Data Poisoning
A type of attack where an adversary deliberately corrupts training data to make an AI model learn incorrect patterns or behaviours.
Data poisoning is an adversarial attack on the training process of an AI model. Instead of attacking the model at inference time, the attacker corrupts the training data so the model learns harmful, biased, or incorrect patterns from the start.
How data poisoning works
An attacker introduces malicious examples into a training dataset. These examples might be mislabelled (a photo of a cat labelled as a dog), subtly modified (adding an imperceptible watermark that the model associates with a particular class), or strategically crafted to create a backdoor (the model behaves normally on clean inputs but produces a specific wrong output when it sees a particular trigger pattern).
Types of data poisoning
- Label flipping: Changing the labels on training examples. If enough "safe" emails are labelled as "spam" and vice versa, the spam filter learns the wrong associations.

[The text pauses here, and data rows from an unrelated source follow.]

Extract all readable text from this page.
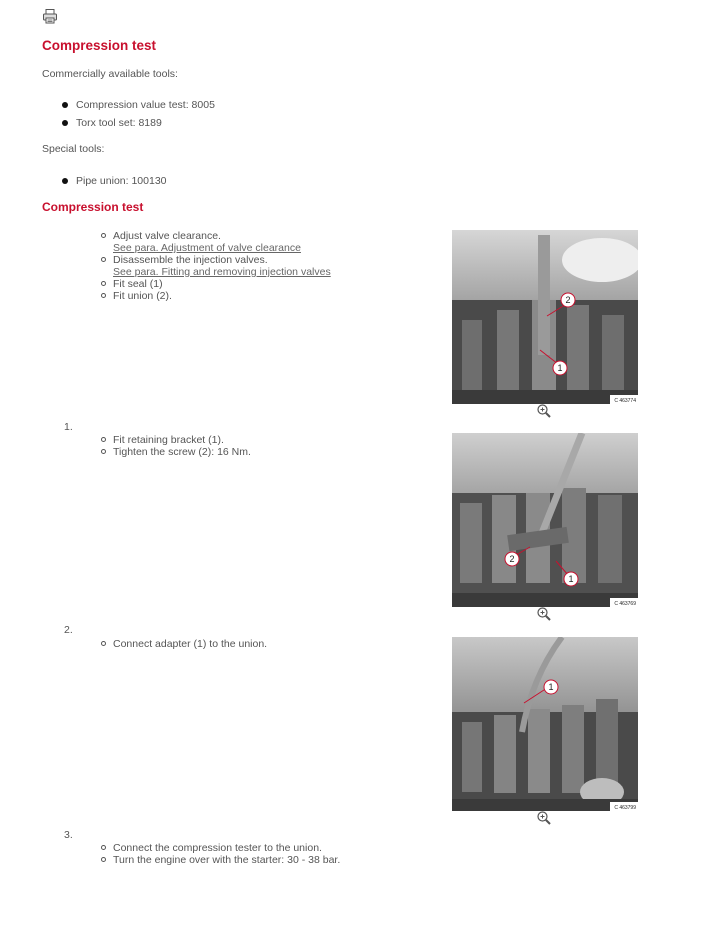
Compression test

Commercially available tools:

Compression value test: 8005
Torx tool set: 8189

Special tools:

Pipe union: 100130
Compression test
Adjust valve clearance.
See para. Adjustment of valve clearance
Disassemble the injection valves.
See para. Fitting and removing injection valves
Fit seal (1)
Fit union (2).	2
1
C 463774
1.
Fit retaining bracket (1).
Tighten the screw (2): 16 Nm.
2
1
C 463769
2.
Connect adapter (1) to the union.
1
C 463799
3.
Connect the compression tester to the union.
Turn the engine over with the starter: 30 - 38 bar.
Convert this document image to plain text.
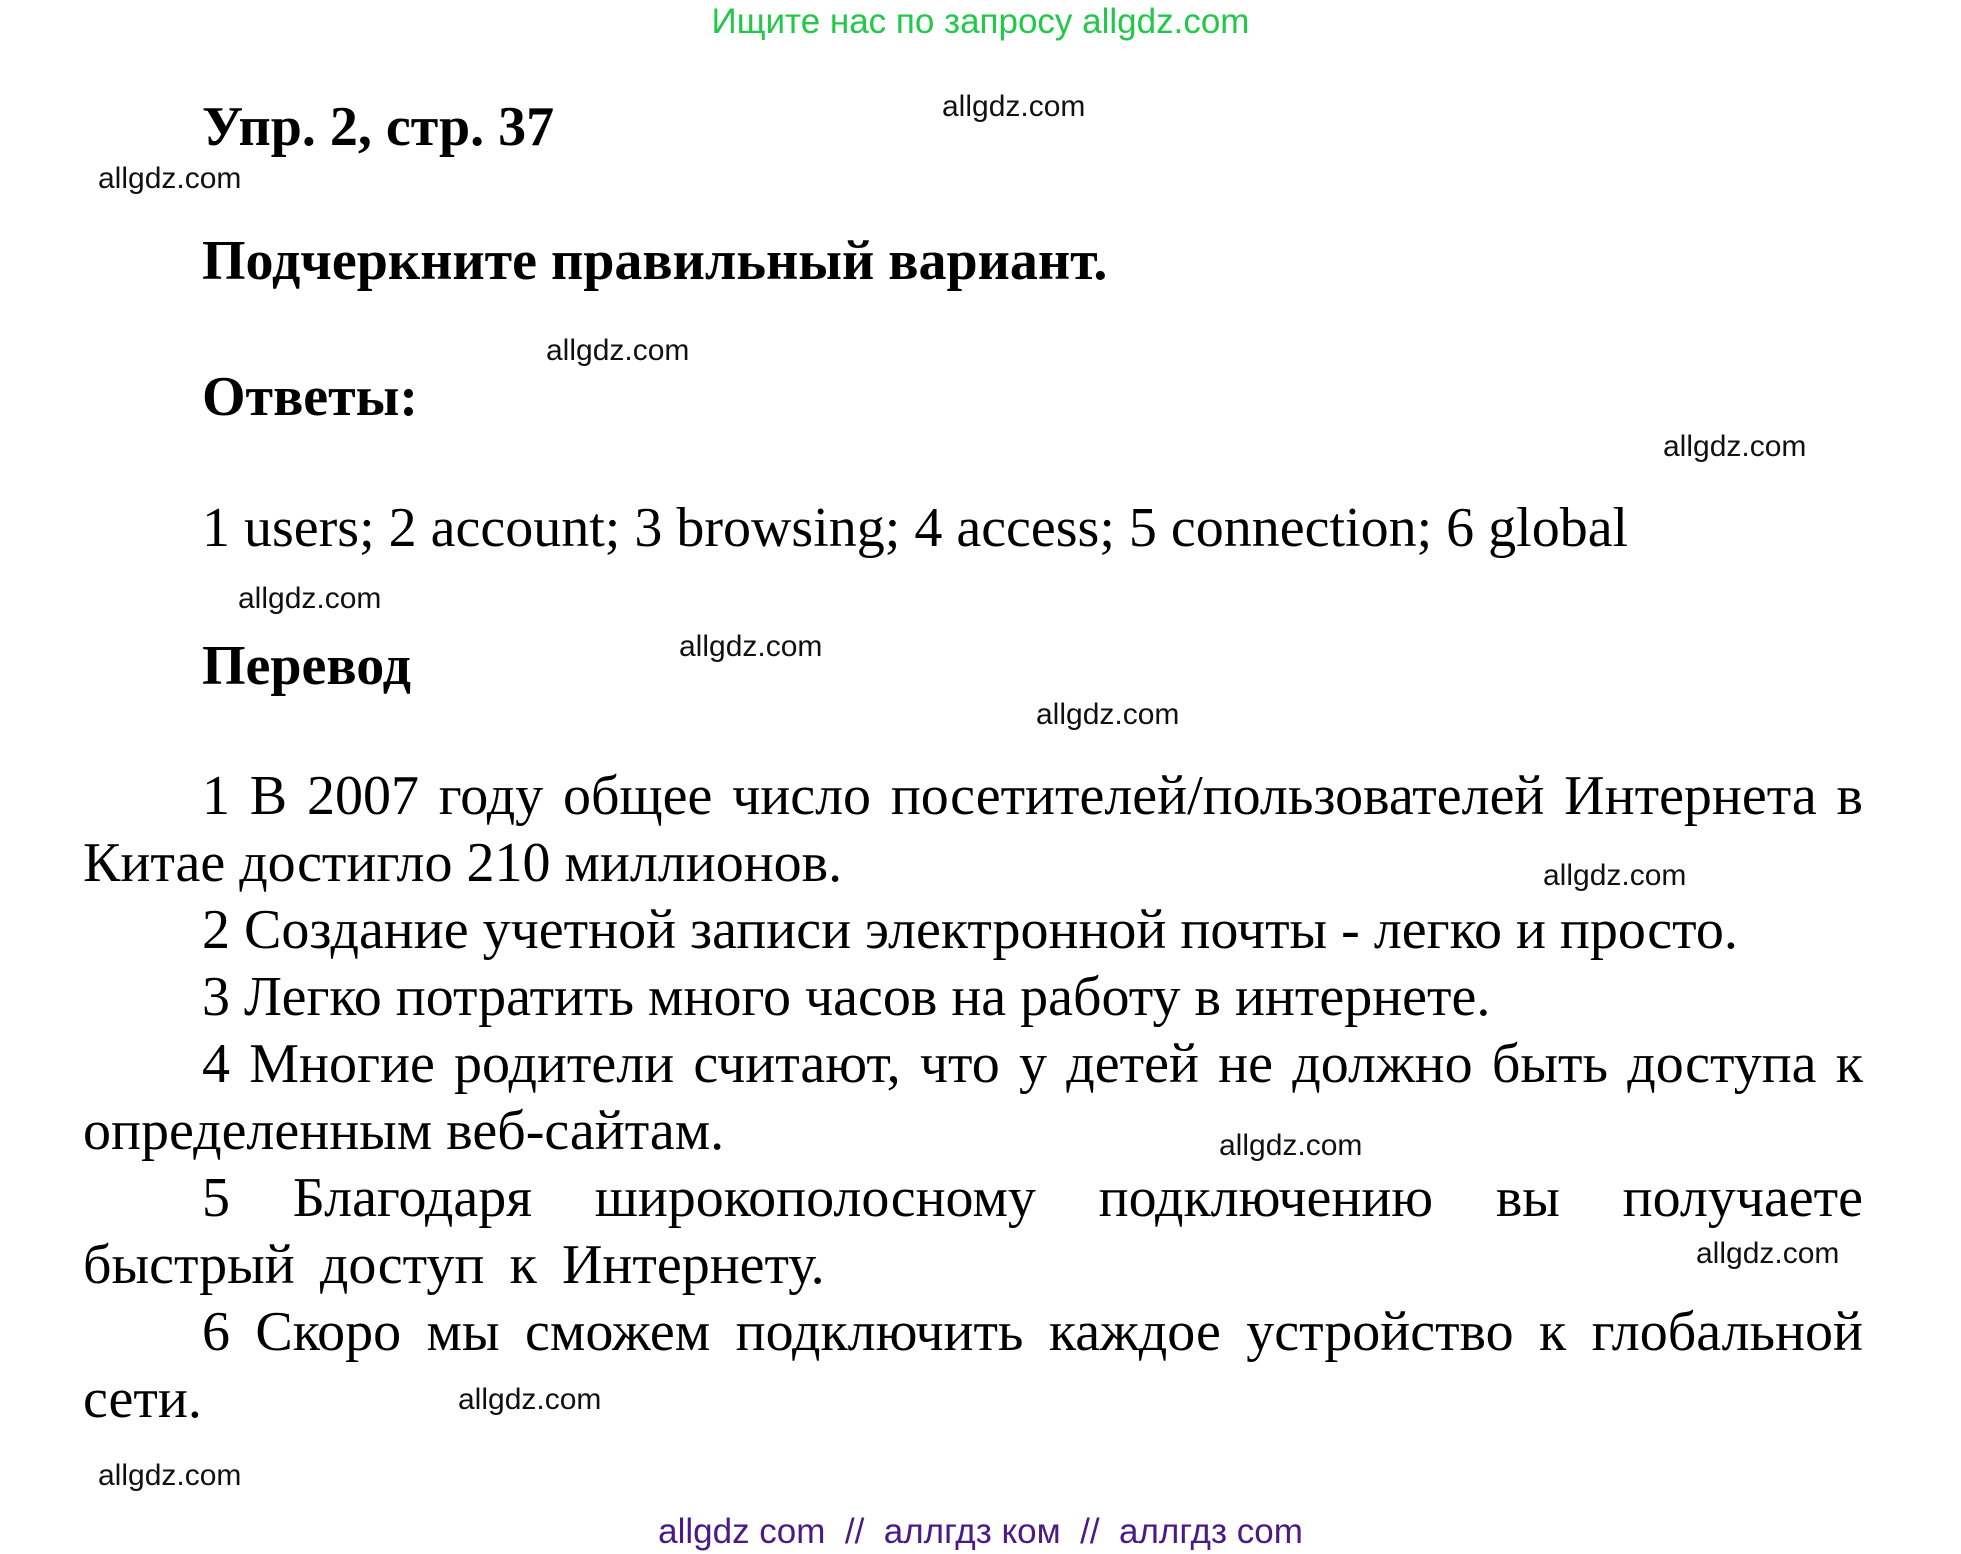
Ищите нас по запросу allgdz.com
Упр. 2, стр. 37
Подчеркните правильный вариант.
Ответы:
1 users; 2 account; 3 browsing; 4 access; 5 connection; 6 global
Перевод

1 В 2007 году общее число посетителей/пользователей Интернета в Китае достигло 210 миллионов.

2 Создание учетной записи электронной почты - легко и просто.

3 Легко потратить много часов на работу в интернете.

4 Многие родители считают, что у детей не должно быть доступа к определенным веб-сайтам.

5 Благодаря широкополосному подключению вы получаете быстрый доступ к Интернету.

6 Скоро мы сможем подключить каждое устройство к глобальной сети.

allgdz.com
allgdz.com
allgdz.com
allgdz.com
allgdz.com
allgdz.com
allgdz.com
allgdz.com
allgdz.com
allgdz.com
allgdz.com
allgdz.com
allgdz com  //  аллгдз ком  //  аллгдз com
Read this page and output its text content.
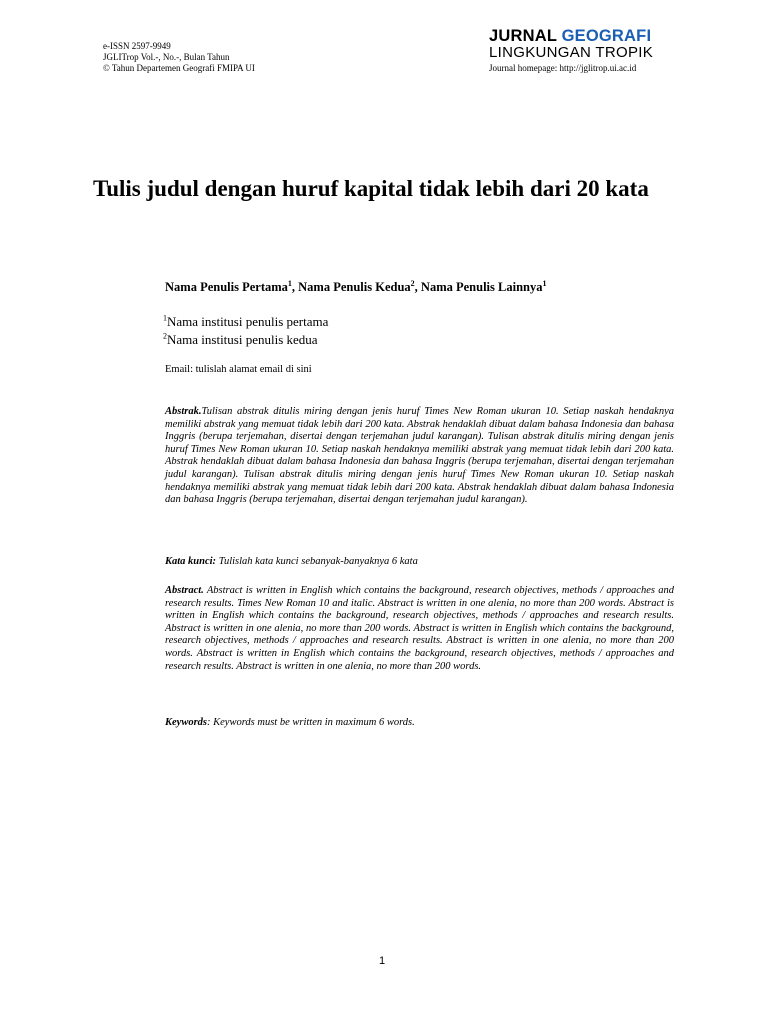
e-ISSN 2597-9949
JGLITrop Vol.-, No.-, Bulan Tahun
© Tahun Departemen Geografi FMIPA UI
JURNAL GEOGRAFI
LINGKUNGAN TROPIK
Journal homepage: http://jglitrop.ui.ac.id
Tulis judul dengan huruf kapital tidak lebih dari 20 kata
Nama Penulis Pertama$^1$, Nama Penulis Kedua$^2$, Nama Penulis Lainnya$^1$
$^1$Nama institusi penulis pertama
$^2$Nama institusi penulis kedua
Email: tulislah alamat email di sini
Abstrak.Tulisan abstrak ditulis miring dengan jenis huruf Times New Roman ukuran 10. Setiap naskah hendaknya memiliki abstrak yang memuat tidak lebih dari 200 kata. Abstrak hendaklah dibuat dalam bahasa Indonesia dan bahasa Inggris (berupa terjemahan, disertai dengan terjemahan judul karangan). Tulisan abstrak ditulis miring dengan jenis huruf Times New Roman ukuran 10. Setiap naskah hendaknya memiliki abstrak yang memuat tidak lebih dari 200 kata. Abstrak hendaklah dibuat dalam bahasa Indonesia dan bahasa Inggris (berupa terjemahan, disertai dengan terjemahan judul karangan). Tulisan abstrak ditulis miring dengan jenis huruf Times New Roman ukuran 10. Setiap naskah hendaknya memiliki abstrak yang memuat tidak lebih dari 200 kata. Abstrak hendaklah dibuat dalam bahasa Indonesia dan bahasa Inggris (berupa terjemahan, disertai dengan terjemahan judul karangan).
Kata kunci: Tulislah kata kunci sebanyak-banyaknya 6 kata
Abstract. Abstract is written in English which contains the background, research objectives, methods / approaches and research results. Times New Roman 10 and italic. Abstract is written in one alenia, no more than 200 words. Abstract is written in English which contains the background, research objectives, methods / approaches and research results. Abstract is written in one alenia, no more than 200 words. Abstract is written in English which contains the background, research objectives, methods / approaches and research results. Abstract is written in one alenia, no more than 200 words. Abstract is written in English which contains the background, research objectives, methods / approaches and research results. Abstract is written in one alenia, no more than 200 words.
Keywords: Keywords must be written in maximum 6 words.
1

- Backdoor attacks: Inserting a hidden trigger pattern. The model learns to associate this trigger with a specific output. For example, a self-driving car model could be trained to misclassify stop signs that have a small specific sticker.
- Influence attacks: Adding carefully crafted examples that shift the model's decision boundary so it misclassifies specific targets.
- Model poisoning in federated learning: In distributed training setups where multiple parties contribute model updates, a malicious participant can send corrupted updates.
Why data poisoning is concerning
Modern AI models are trained on massive datasets scraped from the internet, making them difficult to audit. If someone plants malicious content on websites that will be crawled for training data, the poisoned examples may be incorporated without detection. The scale of modern training makes manual inspection impractical.
Defences against data poisoning
- Data curation: Carefully vetting training data sources and filtering suspicious examples.
- Anomaly detection: Identifying training examples that deviate significantly from expected patterns.
- Robust training: Using training methods that are less sensitive to outliers and corrupted examples.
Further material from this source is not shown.